New Construction Data reminiscent of 1983, 1992, and 2007


The release of the September New Construction data is the first of three very important housing reports for the month of September. The other reports of importance are the New Home Sales data and the Existing Home Sales Data for September.  New Home Construction data can be examined at many levels. The most important numbers are the Starts and  Completions Data. We have been struggling for years to recover from the Housing Recession that Started after the peak unit sales of 2005 and the peak sales price of 2006.

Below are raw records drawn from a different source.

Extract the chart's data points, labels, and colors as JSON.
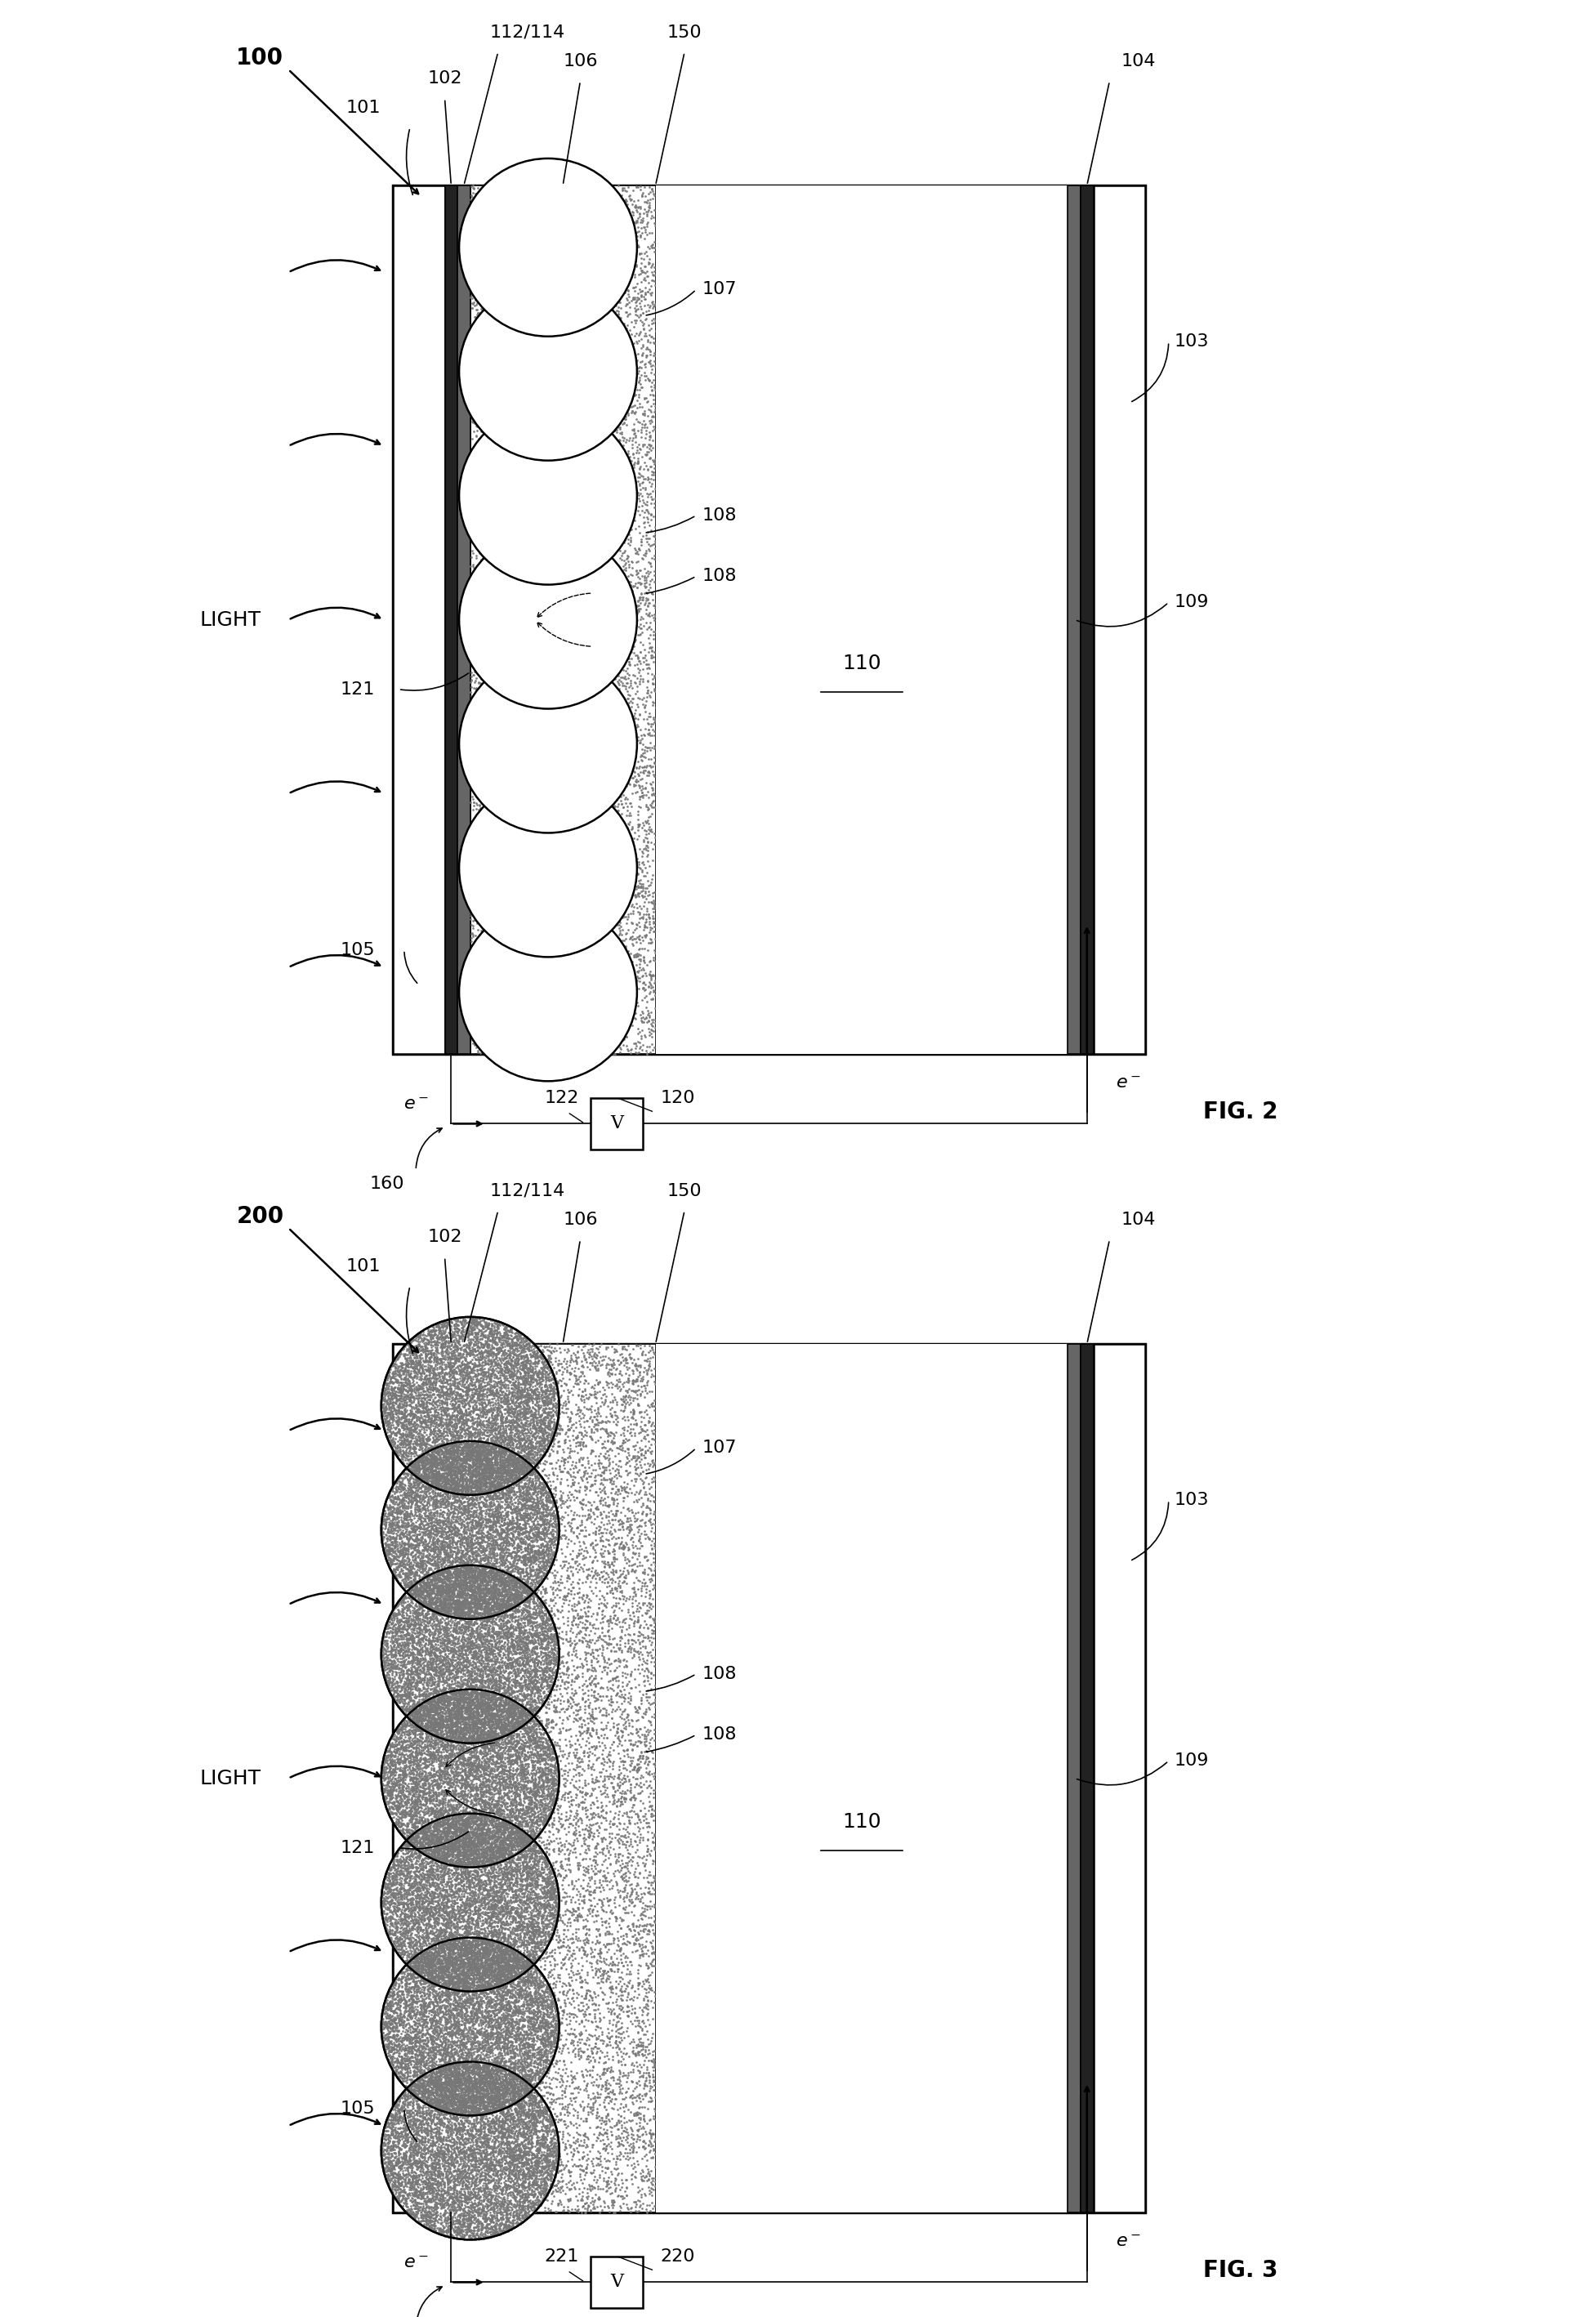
{
  "fig_width": 19.54,
  "fig_height": 28.36,
  "bg_color": "#ffffff",
  "fig2_title": "100",
  "fig3_title": "200",
  "fig2_caption": "FIG. 2",
  "fig3_caption": "FIG. 3",
  "stipple_color": "#aaaaaa",
  "lw_thick": 2.5,
  "lw_medium": 1.8,
  "lw_thin": 1.2,
  "label_fontsize": 16,
  "caption_fontsize": 20,
  "title_fontsize": 20,
  "elec_color": "#222222",
  "elec2_color": "#666666"
}
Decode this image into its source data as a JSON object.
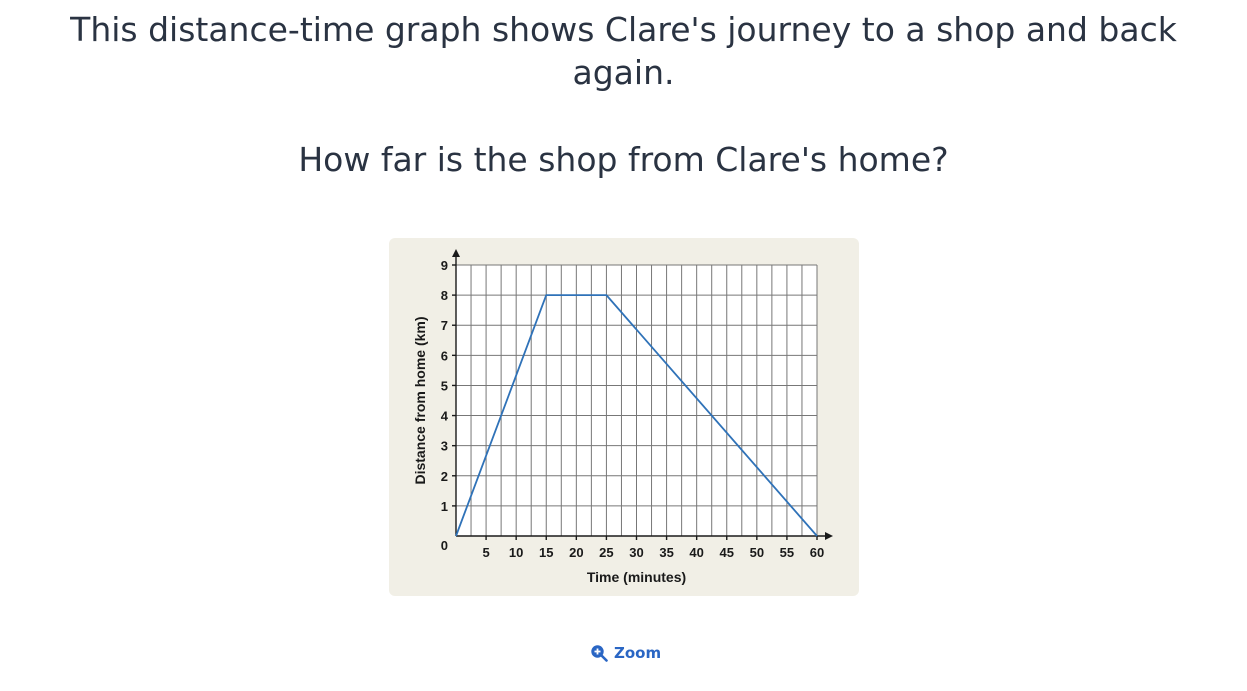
{
  "question": {
    "text": "This distance-time graph shows Clare's journey to a shop and back again.",
    "prompt": "How far is the shop from Clare's home?"
  },
  "chart_data": {
    "type": "line",
    "xlabel": "Time (minutes)",
    "ylabel": "Distance from home (km)",
    "xlim": [
      0,
      60
    ],
    "ylim": [
      0,
      9
    ],
    "x_ticks": [
      0,
      5,
      10,
      15,
      20,
      25,
      30,
      35,
      40,
      45,
      50,
      55,
      60
    ],
    "y_ticks": [
      0,
      1,
      2,
      3,
      4,
      5,
      6,
      7,
      8,
      9
    ],
    "grid": true,
    "series": [
      {
        "x": [
          0,
          15,
          25,
          60
        ],
        "y": [
          0,
          8,
          8,
          0
        ],
        "color": "#2f72b8"
      }
    ]
  },
  "zoom": {
    "label": "Zoom",
    "icon": "zoom-in-icon",
    "color": "#2a66c4"
  }
}
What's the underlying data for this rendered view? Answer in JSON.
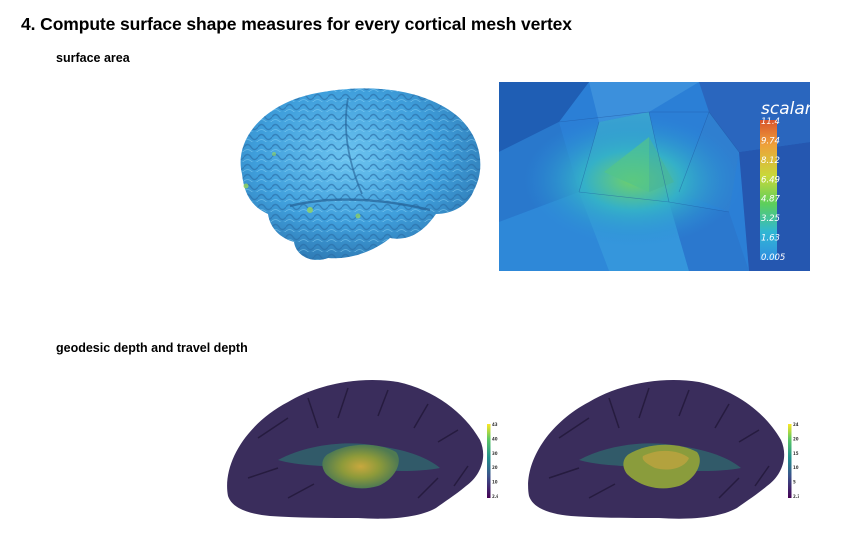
{
  "title": "4. Compute surface shape measures for every cortical mesh vertex",
  "sections": {
    "surface_area": {
      "label": "surface area"
    },
    "depth": {
      "label": "geodesic depth and travel depth"
    }
  },
  "surface_colorbar": {
    "title": "scalar",
    "ticks": [
      "11.4",
      "9.74",
      "8.12",
      "6.49",
      "4.87",
      "3.25",
      "1.63",
      "0.005"
    ]
  },
  "geodesic_colorbar": {
    "ticks": [
      "43.04",
      "40",
      "30",
      "20",
      "10",
      "2.64"
    ]
  },
  "travel_colorbar": {
    "ticks": [
      "24.95",
      "20",
      "15",
      "10",
      "5",
      "2.35"
    ]
  },
  "colors": {
    "brain_blue": "#3fa0dc",
    "viridis_dark": "#3b2a5a",
    "viridis_green": "#6e8a34",
    "viridis_yellow": "#c9a640"
  }
}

Single Family Starts are Lower than 1982, 1993, and 2007. The data that is being reported, if it is being reported is the steady increase in Starts data since the bottom of the recession. There really was only one way the data could go when it was at a 34 year low. It had to go upward. We are seeing improvement in the single family starts data. That is true. The problem is that we are seeing fewer starts than we saw during the Septembers between 1992 and 2007. WE lost over 15 years of start growth. We saw a setback of 25 years if you compare 1982 to 2008 data.


This is not a one month exception - We are trending slower than 1982, 1993. and 2007. The Single Family Starts level is being reported at an annual rate of 783,000 units. It is fairly certain that it will fall short of 800,000 units.


The Units Completed Number is trending Lower than1983, 1992, 2007, 2014, and 2015. You may not be hearing this elsewhere. The number of units completed has been bouncing between improvement and contraction this year. 


The Cumulative Completions, year to date, is slower than 1983, 1992, and 2007.  This is very concerning because when homes are completed people buy furniture, electronic, appliance, carpeting, and everything else they need to decorate a new home. The Realtors are projecting a ate of 951,000 units.



We have more homes under construction than 1988 through 2002. We may have an oversupply of units. If we have an oversupply because these are custom properties then we are okay. If these are speculative units we may be heading towards a correction.